Despite all that had happened, it was only two hours after I left home when I turned onto the approach to the bridge. The river mouth, with the brilliant blue sea beyond, came into view. Double lines of bright white foam marked the shore, waves frothing wide and tumultuous. The sun splintering off the water brightened all the colours. Jack and Gina’s bach perched between the road and the humpy paddock, which further back rose abruptly to the high, steep ridge looming over the beach. The river ran beside the road, green and swift, temporarily held at bay by huge lime rocks, docile today, although it threatened to create a washout in every storm. It didn’t seem possible that it was still the same day on which I had started the drive out here.
‘Perfect timing’ said Gina, holding out her arms for a motherly hug. As usual, Gina looked like she’d just come out of the shearing shed, in grubby sweats and a flannelette shirt, golden hair in a thick short bob swinging against her cheeks. ‘Come here, you poor old thing!’ She rubbed my back in comforting circles, compassionate as always. ‘Come and have lunch. But what happened to you? You look like you’ve been rolling in the mud!’

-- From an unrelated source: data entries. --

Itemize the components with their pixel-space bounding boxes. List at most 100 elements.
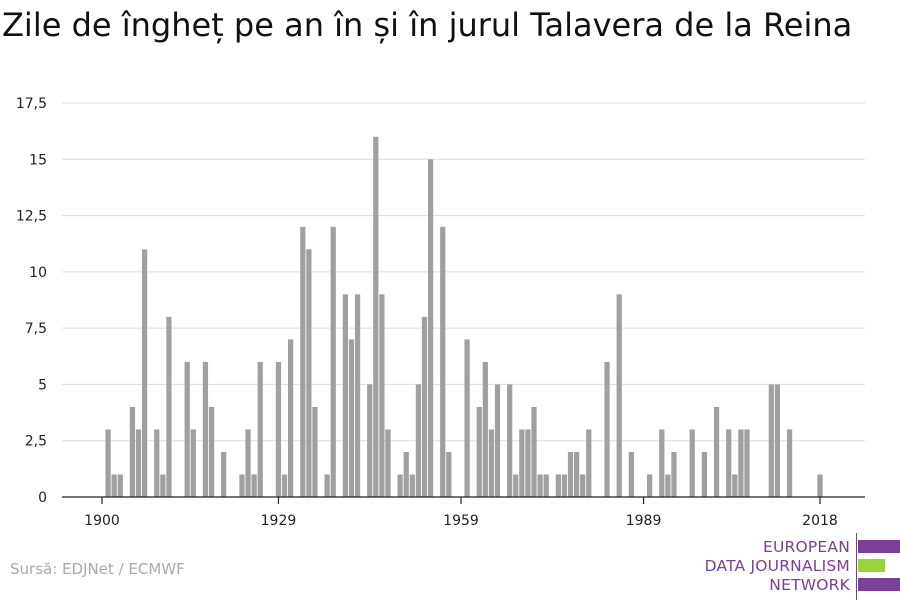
bar [701,451,708,497]
bar [129,406,136,497]
bar [190,429,196,497]
bar [166,316,172,497]
bar [507,384,513,497]
bar [306,249,312,497]
bar [732,474,738,497]
bar [111,474,117,497]
bar [312,406,318,497]
bar [567,451,574,497]
bar [659,429,665,497]
bar [385,429,391,497]
bar [403,451,409,497]
bar [239,474,245,497]
logo-line-1: EUROPEAN [762,538,850,556]
chart-title: Zile de îngheț pe an în și în jurul Tala… [2,6,853,44]
source-note: Sursă: EDJNet / ECMWF [10,560,185,578]
bar [482,361,488,497]
bar [604,361,610,497]
logo-bar-green [858,559,885,572]
bar [464,339,470,497]
x-tick-label: 2018 [802,513,838,529]
bar [141,249,148,497]
y-tick-label: 17,5 [16,96,47,112]
bar [348,339,355,497]
bar [105,429,111,497]
bar [440,226,446,498]
bar [580,474,586,497]
bar [817,474,823,497]
bar [184,361,190,497]
bar [397,474,403,497]
x-tick-label: 1929 [261,513,297,529]
bar [421,316,428,497]
bar [409,474,415,497]
bar [373,136,379,497]
bar [586,429,592,497]
bar [281,474,288,497]
logo-line-2: DATA JOURNALISM [704,557,850,575]
bar [713,406,720,497]
bar [531,406,537,497]
bar [367,384,373,497]
bar [154,429,160,497]
bar [257,361,263,497]
y-tick-label: 12,5 [16,209,47,225]
bar [689,429,695,497]
bar [494,384,501,497]
bar [774,384,781,497]
y-tick-label: 7,5 [25,321,47,337]
bar [415,384,422,497]
bar [160,474,166,497]
bar [561,474,568,497]
bar [537,474,543,497]
bar [324,474,330,497]
bar [671,451,677,497]
bar [665,474,671,497]
logo-bar-purple-bottom [858,578,900,591]
y-tick-label: 5 [38,377,47,393]
bar [446,451,452,497]
logo-line-3: NETWORK [769,576,850,594]
bar [208,406,215,497]
bar [573,451,580,497]
bar [616,294,622,497]
gridlines [62,102,865,442]
y-tick-label: 10 [29,265,47,281]
bar [519,429,525,497]
bar [726,429,732,497]
bar [300,226,306,498]
bar [647,474,653,497]
bar [476,406,482,497]
bar [135,429,142,497]
bar [221,451,227,497]
x-tick-label: 1989 [626,513,662,529]
bar [117,474,123,497]
bar [488,429,495,497]
bar [738,429,744,497]
bar [288,339,294,497]
bar [202,361,209,497]
bar [628,451,634,497]
x-tick-label: 1900 [84,513,120,529]
bar [427,159,434,498]
y-tick-label: 0 [38,490,47,506]
bar [379,294,385,497]
bar [525,429,531,497]
bars [105,136,823,498]
bar [513,474,519,497]
bar [543,474,549,497]
bar [251,474,257,497]
logo-bar-purple-top [858,540,900,553]
bar [768,384,774,497]
axes: 0 2,5 5 7,5 10 12,5 15 17,5 1900 1929 1959 1989 2018 [16,96,865,529]
bar [786,429,793,497]
logo-divider [856,533,857,600]
bar [354,294,361,497]
y-tick-label: 2,5 [25,434,47,450]
bar [245,429,251,497]
y-tick-label: 15 [29,152,47,168]
bar [330,226,336,498]
bar [555,474,561,497]
edjnet-logo: EUROPEAN DATA JOURNALISM NETWORK [700,533,900,600]
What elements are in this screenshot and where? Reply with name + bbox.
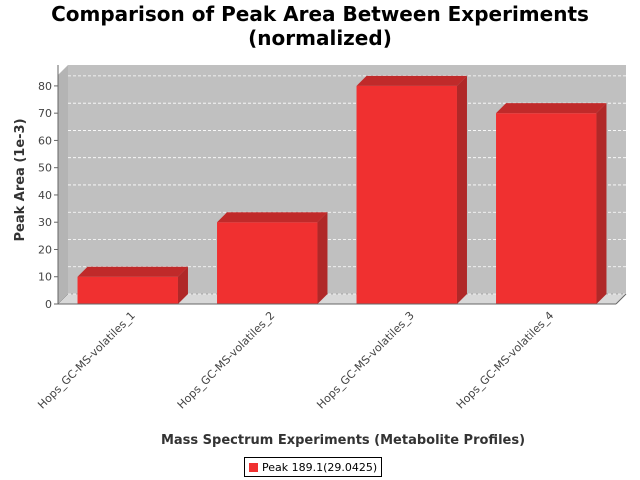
y-tick-label: 60 [38, 134, 52, 147]
axes [57, 65, 627, 305]
y-tick-label: 50 [38, 162, 52, 175]
x-tick-label: Hops_GC-MS-volatiles_1 [35, 309, 138, 412]
legend: Peak 189.1(29.0425) [244, 457, 383, 477]
bar-top [77, 266, 188, 277]
y-tick-label: 70 [38, 107, 52, 120]
y-tick-label: 0 [45, 298, 52, 311]
x-tick-label: Hops_GC-MS-volatiles_3 [314, 309, 417, 412]
legend-label: Peak 189.1(29.0425) [262, 460, 378, 474]
bar-side [317, 212, 328, 304]
x-tick-label: Hops_GC-MS-volatiles_4 [454, 309, 557, 412]
bar-front [77, 276, 178, 304]
y-tick-label: 80 [38, 80, 52, 93]
bar-side [596, 103, 607, 305]
bar-front [496, 113, 597, 305]
y-tick-labels: 0 10 20 30 40 50 60 70 80 [38, 80, 58, 311]
y-axis-label: Peak Area (1e-3) [13, 118, 28, 241]
bar-front [217, 222, 318, 304]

‘It’s been such an eventful drive! I nearly ran off the road once, then I got a flat tyre, and was rescued by a handsome hero. A silver fox.’
‘Ooh that sounds exciting,’ said Gina. ‘Who was it?’
‘His name was Nelson. Black ute, and a wife, unfortunately.’
‘Oh that’s Nelson Short. His wife is Danielle. They’re our neighbours in the next bach, just along the road,' Gina said. 'They’re coming over for a barbie tonight, with plenty of paua, and maybe some crays if we're lucky. Danielle is bringing the gin.’
Instantly, I recalled those tumbling yellow orbs and turned back to the car. ‘I almost forgot… I brought you some lemons!’
‘Ice and a slice!’ sang Gina later as she plonked some of each into three generous tumblers of gin and tonic. Danielle and I collected ours as Gina held her glass up and announced, ‘here’s to new friends!’.
‘To new friends,’ said Danielle. She was gorgeous, a tiny woman like a wee doll, dressed and made up to perfection, with sparkling eyes which looked deep into mine and seemed to read my thoughts. ‘And to the plenty of fish in the sea,’ she added, with a meaningful smile. I grinned back at her.
‘Come and get it,’ called Jack, as he shoveled paua fritters from the sizzling barbeque onto a platter dwarfed in Nelson’s hands. The western sky glowed rose and gold, embroidering the foamy surf, as the men joined us at the long pine table. We sat in a companionable row so we could all watch the sea as we ate. The breakers mumbled in soothing rhythm, as I absorbed the sweeping panorama of the painted ocean and distant horizon.